Pope Francis: the World is ‘afraid’ of real meaning of Christmas
Pope Francis came out swinging against the war on Christmas Thursday, saying that secularists want to eliminate Christian symbols like the Nativity scene because they are afraid of the real meaning of Christmas. The manger scene “is a genuine way of communicating the Gospel,” the pope said during a ceremony inaugurating the Vatican Christmas tree and Nativity scene, “in a world that sometimes seems to be afraid of remembering what Christmas really is.”
Instead, the world “eliminates Christian symbols in exchange for banal, commercial imagery,” he said.
The pope recalled that he recently visited the Italian town of Greccio, where St. Francis of Assisi made the world’s first nativity scene in the 13th century.

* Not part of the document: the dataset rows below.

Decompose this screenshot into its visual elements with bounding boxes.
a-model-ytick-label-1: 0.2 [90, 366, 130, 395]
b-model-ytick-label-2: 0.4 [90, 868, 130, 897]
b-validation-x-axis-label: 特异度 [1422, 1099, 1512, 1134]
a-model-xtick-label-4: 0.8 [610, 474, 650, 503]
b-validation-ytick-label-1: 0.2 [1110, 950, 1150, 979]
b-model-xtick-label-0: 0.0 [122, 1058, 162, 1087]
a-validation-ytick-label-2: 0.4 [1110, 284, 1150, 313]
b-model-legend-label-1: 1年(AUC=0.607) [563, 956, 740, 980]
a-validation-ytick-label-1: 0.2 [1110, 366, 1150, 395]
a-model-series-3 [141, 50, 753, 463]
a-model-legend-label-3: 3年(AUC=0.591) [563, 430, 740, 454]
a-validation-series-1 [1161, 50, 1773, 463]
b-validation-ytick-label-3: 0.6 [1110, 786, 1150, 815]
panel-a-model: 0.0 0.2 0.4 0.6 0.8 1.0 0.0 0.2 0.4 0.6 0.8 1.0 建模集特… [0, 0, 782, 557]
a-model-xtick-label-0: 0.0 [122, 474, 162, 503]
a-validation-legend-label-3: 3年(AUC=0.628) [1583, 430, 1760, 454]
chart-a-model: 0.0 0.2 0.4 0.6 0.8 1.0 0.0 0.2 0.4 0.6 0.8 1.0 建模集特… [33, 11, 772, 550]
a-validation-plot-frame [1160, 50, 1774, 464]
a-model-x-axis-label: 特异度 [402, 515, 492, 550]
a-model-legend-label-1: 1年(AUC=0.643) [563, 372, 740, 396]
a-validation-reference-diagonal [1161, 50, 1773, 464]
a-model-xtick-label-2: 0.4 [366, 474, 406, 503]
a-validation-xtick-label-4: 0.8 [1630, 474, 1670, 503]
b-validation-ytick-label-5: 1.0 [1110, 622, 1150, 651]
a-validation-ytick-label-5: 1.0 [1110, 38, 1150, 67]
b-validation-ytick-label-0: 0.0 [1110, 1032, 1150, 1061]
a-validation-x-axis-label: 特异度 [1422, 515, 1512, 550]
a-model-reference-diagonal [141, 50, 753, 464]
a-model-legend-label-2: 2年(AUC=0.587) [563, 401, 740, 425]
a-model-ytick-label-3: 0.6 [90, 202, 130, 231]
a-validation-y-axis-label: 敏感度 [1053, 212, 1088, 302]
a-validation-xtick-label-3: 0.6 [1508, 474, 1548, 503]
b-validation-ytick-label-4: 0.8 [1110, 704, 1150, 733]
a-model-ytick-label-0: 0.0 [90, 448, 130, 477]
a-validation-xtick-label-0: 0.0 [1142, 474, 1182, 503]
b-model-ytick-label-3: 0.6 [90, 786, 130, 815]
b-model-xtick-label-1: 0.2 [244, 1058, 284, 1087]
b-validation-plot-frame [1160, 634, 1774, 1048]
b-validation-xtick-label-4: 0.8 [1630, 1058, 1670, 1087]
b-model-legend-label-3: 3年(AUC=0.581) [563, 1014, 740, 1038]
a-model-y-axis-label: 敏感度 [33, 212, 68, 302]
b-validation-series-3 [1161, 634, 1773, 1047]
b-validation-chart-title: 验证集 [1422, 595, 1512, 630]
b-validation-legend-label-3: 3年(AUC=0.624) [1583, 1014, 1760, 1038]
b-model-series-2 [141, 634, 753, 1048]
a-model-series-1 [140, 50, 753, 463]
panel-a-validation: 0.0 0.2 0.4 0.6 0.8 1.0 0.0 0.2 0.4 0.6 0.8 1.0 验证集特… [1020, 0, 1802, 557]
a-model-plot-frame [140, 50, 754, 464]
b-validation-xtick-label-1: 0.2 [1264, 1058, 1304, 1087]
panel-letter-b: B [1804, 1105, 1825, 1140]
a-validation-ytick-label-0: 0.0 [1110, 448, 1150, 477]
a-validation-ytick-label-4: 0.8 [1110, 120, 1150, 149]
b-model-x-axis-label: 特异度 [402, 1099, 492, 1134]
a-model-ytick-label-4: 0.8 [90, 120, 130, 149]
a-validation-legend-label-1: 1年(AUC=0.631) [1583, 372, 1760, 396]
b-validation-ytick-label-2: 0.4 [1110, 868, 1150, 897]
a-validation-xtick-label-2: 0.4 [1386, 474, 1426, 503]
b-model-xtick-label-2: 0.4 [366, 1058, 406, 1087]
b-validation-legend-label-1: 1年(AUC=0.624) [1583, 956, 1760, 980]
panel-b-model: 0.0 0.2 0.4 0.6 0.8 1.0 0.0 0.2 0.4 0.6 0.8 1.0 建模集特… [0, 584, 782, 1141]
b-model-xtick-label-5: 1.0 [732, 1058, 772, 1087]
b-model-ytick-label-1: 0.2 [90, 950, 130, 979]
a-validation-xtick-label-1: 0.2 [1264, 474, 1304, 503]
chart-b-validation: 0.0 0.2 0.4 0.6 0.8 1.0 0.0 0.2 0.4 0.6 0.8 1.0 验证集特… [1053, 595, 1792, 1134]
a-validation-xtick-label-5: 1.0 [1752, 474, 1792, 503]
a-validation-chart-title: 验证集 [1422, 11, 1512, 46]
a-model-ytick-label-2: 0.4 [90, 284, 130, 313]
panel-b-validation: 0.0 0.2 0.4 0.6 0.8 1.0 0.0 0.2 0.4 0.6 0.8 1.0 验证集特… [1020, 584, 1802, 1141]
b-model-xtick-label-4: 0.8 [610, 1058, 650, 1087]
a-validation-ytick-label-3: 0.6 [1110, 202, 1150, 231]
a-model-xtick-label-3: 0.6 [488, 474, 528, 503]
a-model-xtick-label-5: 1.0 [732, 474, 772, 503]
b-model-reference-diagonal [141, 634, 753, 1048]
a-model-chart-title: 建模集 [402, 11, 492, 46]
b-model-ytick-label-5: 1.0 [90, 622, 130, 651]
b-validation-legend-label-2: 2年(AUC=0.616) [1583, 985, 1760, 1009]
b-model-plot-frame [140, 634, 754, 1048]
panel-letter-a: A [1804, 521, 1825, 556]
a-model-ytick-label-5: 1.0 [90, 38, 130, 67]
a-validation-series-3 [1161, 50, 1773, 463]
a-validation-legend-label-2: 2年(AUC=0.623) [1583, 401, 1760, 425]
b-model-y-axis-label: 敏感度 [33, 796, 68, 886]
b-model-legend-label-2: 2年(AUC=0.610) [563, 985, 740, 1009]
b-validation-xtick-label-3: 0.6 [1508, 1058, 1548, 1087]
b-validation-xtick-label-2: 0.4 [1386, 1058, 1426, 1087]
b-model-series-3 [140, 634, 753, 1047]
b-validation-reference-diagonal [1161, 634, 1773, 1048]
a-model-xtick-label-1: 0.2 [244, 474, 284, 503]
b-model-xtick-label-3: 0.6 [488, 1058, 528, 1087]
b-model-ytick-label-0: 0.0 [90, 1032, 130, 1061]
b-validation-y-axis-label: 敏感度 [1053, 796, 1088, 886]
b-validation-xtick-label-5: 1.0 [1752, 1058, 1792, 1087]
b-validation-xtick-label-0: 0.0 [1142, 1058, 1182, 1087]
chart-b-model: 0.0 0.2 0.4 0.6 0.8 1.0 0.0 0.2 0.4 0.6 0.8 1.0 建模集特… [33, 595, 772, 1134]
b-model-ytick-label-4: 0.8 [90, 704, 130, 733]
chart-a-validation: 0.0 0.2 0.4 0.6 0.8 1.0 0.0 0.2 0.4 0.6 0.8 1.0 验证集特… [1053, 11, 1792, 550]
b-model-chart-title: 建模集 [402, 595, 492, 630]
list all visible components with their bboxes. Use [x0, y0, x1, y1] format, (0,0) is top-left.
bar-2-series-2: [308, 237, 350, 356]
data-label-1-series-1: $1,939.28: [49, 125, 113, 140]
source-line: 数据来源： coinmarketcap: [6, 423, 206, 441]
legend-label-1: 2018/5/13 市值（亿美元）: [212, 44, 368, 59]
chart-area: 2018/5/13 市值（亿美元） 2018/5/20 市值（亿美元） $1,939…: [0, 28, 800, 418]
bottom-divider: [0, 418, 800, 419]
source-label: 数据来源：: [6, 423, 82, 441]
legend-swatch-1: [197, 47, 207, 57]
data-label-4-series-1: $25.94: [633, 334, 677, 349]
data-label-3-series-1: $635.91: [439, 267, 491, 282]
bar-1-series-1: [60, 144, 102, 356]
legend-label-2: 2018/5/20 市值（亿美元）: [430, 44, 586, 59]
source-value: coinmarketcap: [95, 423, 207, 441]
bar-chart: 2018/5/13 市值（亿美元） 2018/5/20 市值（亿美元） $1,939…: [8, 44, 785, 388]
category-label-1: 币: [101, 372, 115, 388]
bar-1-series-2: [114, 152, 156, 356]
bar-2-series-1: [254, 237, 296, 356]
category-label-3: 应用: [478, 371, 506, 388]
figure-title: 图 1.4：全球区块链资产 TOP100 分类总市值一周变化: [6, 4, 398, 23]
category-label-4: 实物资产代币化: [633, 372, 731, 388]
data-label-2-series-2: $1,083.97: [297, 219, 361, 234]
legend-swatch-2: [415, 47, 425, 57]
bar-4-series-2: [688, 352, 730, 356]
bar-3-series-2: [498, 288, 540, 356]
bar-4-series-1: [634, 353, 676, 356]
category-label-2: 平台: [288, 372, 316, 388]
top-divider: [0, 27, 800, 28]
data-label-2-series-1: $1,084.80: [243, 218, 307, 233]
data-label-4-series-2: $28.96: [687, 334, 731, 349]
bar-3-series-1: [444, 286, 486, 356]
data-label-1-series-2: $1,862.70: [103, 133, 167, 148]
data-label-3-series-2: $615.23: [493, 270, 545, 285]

“I wish to encourage the beautiful family tradition of preparing the nativity scene in the days before Christmas, but also the custom of setting it up in the workplace, in schools, hospitals, prisons and town squares,” the pope wrote.
“It is my hope that this custom will never be lost and that, wherever it has fallen into disuse, it can be rediscovered and revived,” he said.
In his letter, titled Admirabile Signum, the pope said that Nativity scenes remind people of the real meaning of Christmas, just when in many parts of the world, atheists and secularists are trying to ban public displays of the manger scene.
“The enchanting image of the Christmas crèche, so dear to the Christian people, never ceases to arouse amazement and wonder,” he says. “The depiction of Jesus’ birth is itself a simple and joyful proclamation of the mystery of the Incarnation of the Son of God.”
“As we contemplate the Christmas story, we are invited to set out on a spiritual journey, drawn by the humility of the God who became man in order to encounter every man and woman.”
“Coming into this world, the Son of God was laid in the place where animals feed. Hay became the first bed of the One who would reveal himself as ‘the bread come down from heaven,’” Francis says.
“Setting up the Christmas crèche in our homes helps us to relive the history of what took place in Bethlehem,” he adds, and the nativity scene invites us to “feel” and “touch” surrounding Christ’s birth at Bethlehem.